Now, Lamm’s mental health is being dragged into the limelight as lawyers on both sides of a $380 million lawsuit argue publicly about whether, at 85, he is competent to testify. The arguments come at a time of conflicting accounts of Lamm’s mental health.
His friends and family say his mind has been deteriorating for months, if not years. Others point out that Lamm stepped down as Y.U. chancellor — where his total compensation was about $500,000 a year — only this past July and that his retirement letter was eloquent and lucid.
The arguments also raise medical and ethical issues. How easy is it to establish a person’s mental acuity? And if a person is suffering from dementia, at what stage does his or her testimony become unreliable?
The judge in this case has to balance many competing issues in making this decision.
Asher Aladjem, clinical associate professor of psychiatry at NYU School of Medicine, said that a diagnosis of dementia does not preclude someone from performing certain tasks, such as looking after children, consenting to complicated surgery or testifying at a trial.

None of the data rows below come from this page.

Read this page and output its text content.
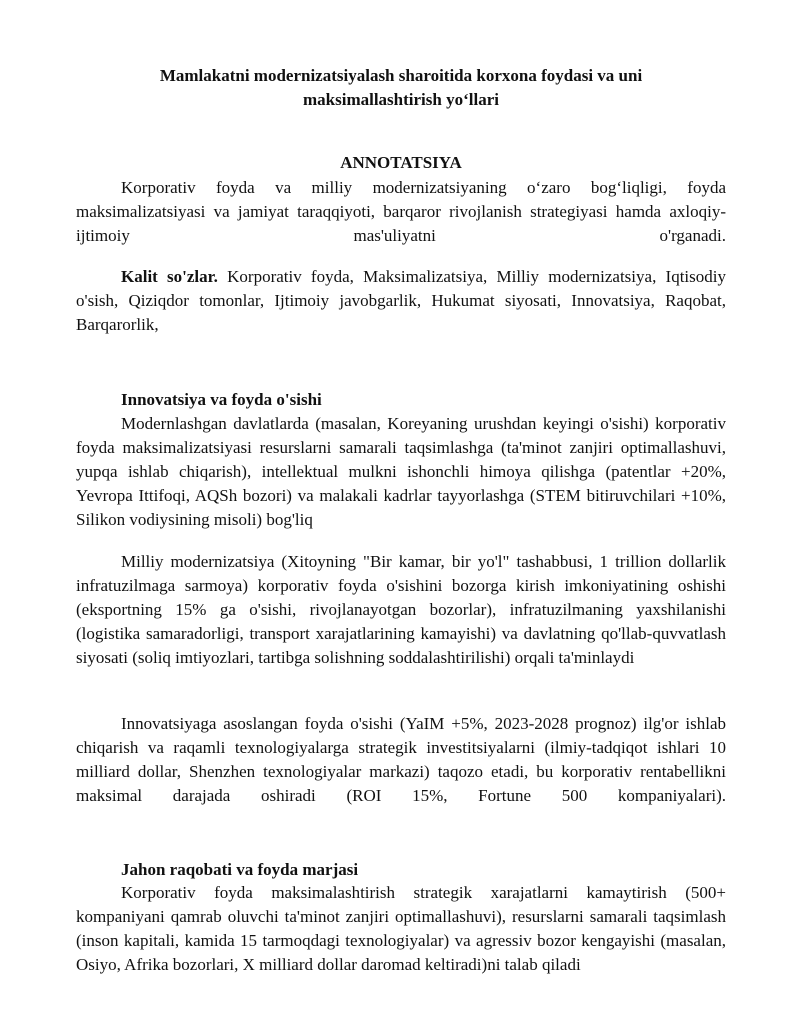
Mamlakatni modernizatsiyalash sharoitida korxona foydasi va uni
maksimallashtirish yo‘llari
ANNOTATSIYA

Korporativ foyda va milliy modernizatsiyaning o‘zaro bog‘liqligi, foyda maksimalizatsiyasi va jamiyat taraqqiyoti, barqaror rivojlanish strategiyasi hamda axloqiy-ijtimoiy mas'uliyatni o'rganadi.

Kalit so'zlar. Korporativ foyda, Maksimalizatsiya, Milliy modernizatsiya, Iqtisodiy o'sish, Qiziqdor tomonlar, Ijtimoiy javobgarlik, Hukumat siyosati, Innovatsiya, Raqobat, Barqarorlik,

Innovatsiya va foyda o'sishi

Modernlashgan davlatlarda (masalan, Koreyaning urushdan keyingi o'sishi) korporativ foyda maksimalizatsiyasi resurslarni samarali taqsimlashga (ta'minot zanjiri optimallashuvi, yupqa ishlab chiqarish), intellektual mulkni ishonchli himoya qilishga (patentlar +20%, Yevropa Ittifoqi, AQSh bozori) va malakali kadrlar tayyorlashga (STEM bitiruvchilari +10%, Silikon vodiysining misoli) bog'liq

Milliy modernizatsiya (Xitoyning "Bir kamar, bir yo'l" tashabbusi, 1 trillion dollarlik infratuzilmaga sarmoya) korporativ foyda o'sishini bozorga kirish imkoniyatining oshishi (eksportning 15% ga o'sishi, rivojlanayotgan bozorlar), infratuzilmaning yaxshilanishi (logistika samaradorligi, transport xarajatlarining kamayishi) va davlatning qo'llab-quvvatlash siyosati (soliq imtiyozlari, tartibga solishning soddalashtirilishi) orqali ta'minlaydi

Innovatsiyaga asoslangan foyda o'sishi (YaIM +5%, 2023-2028 prognoz) ilg'or ishlab chiqarish va raqamli texnologiyalarga strategik investitsiyalarni (ilmiy-tadqiqot ishlari 10 milliard dollar, Shenzhen texnologiyalar markazi) taqozo etadi, bu korporativ rentabellikni maksimal darajada oshiradi (ROI 15%, Fortune 500 kompaniyalari).

Jahon raqobati va foyda marjasi

Korporativ foyda maksimalashtirish strategik xarajatlarni kamaytirish (500+ kompaniyani qamrab oluvchi ta'minot zanjiri optimallashuvi), resurslarni samarali taqsimlash (inson kapitali, kamida 15 tarmoqdagi texnologiyalar) va agressiv bozor kengayishi (masalan, Osiyo, Afrika bozorlari, X milliard dollar daromad keltiradi)ni talab qiladi
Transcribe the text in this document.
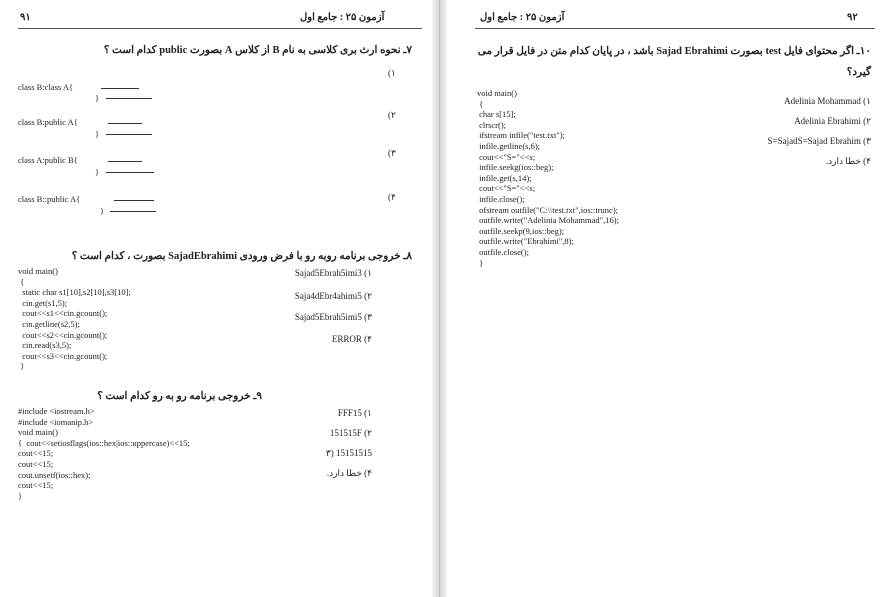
آزمون ۲۵ : جامع اول
۹۱
۷ـ نحوه ارث بری کلاسی به نام B از کلاس A بصورت public کدام است ؟
۱)
class B:class A{
}
۲)
class B:public A{
}
۳)
class A:public B{
}
۴)
class B::public A{
}
۸ـ خروجی برنامه روبه رو با فرض ورودی SajadEbrahimi بصورت ، کدام است ؟
void main()
{
static char s1[10],s2[10],s3[10];
cin.get(s1,5);
cout<<s1<<cin.gcount();
cin.getline(s2,5);
cout<<s2<<cin.gcount();
cin.read(s3,5);
cout<<s3<<cin.gcount();
}
Sajad5Ebrah5imi3 (۱
Saja4dEbr4ahimi5 (۲
Sajad5Ebrah5imi5 (۳
ERROR (۴
۹ـ خروجی برنامه رو به رو کدام است ؟
#include <iostream.h>
#include <iomanip.h>
void main()
{  cout<<setiosflags(ios::hex|ios::uppercase)<<15;
cout<<15;
cout<<15;
cout.unsetf(ios::hex);
cout<<15;
}
FFF15 (۱
151515F (۲
15151515 (۳
۴) خطا دارد.
آزمون ۲۵ : جامع اول	۹۲
۱۰ـ اگر محتوای فایل test بصورت Sajad Ebrahimi باشد ، در پایان کدام متن در فایل قرار می
گیرد؟
void main()
{
char s[15];
clrscr();
ifstream infile("test.txt");
infile.getline(s,6);
cout<<"S="<<s;
infile.seekg(ios::beg);
infile.get(s,14);
cout<<"S="<<s;
infile.close();
ofstream outfile("C:\\test.txt",ios::trunc);
outfile.write("Adelinia Mohammad",16);
outfile.seekp(9,ios::beg);
outfile.write("Ebrahimi",8);
outfile.close();
}
Adelinia Mohammad (۱
Adelinia Ebrahimi (۲
S=SajadS=Sajad Ebrahim (۳
۴) خطا دارد.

“People with severe dementia are able to remember what happened 50 years ago but not what they had for breakfast, or if they had breakfast at all,” Aladjem said.
But Lamm’s lawyer, Joel Cohen, said that Lamm was unfit to testify during a pretrial hearing in U.S. District Court, in Manhattan, on September 9.
The hearing was an early stage in a lawsuit filed by 34 former students of Yeshiva University’s Manhattan High School for Boys who say they were physically and sexually abused during the 1970s and ’80s, when Lamm was in charge.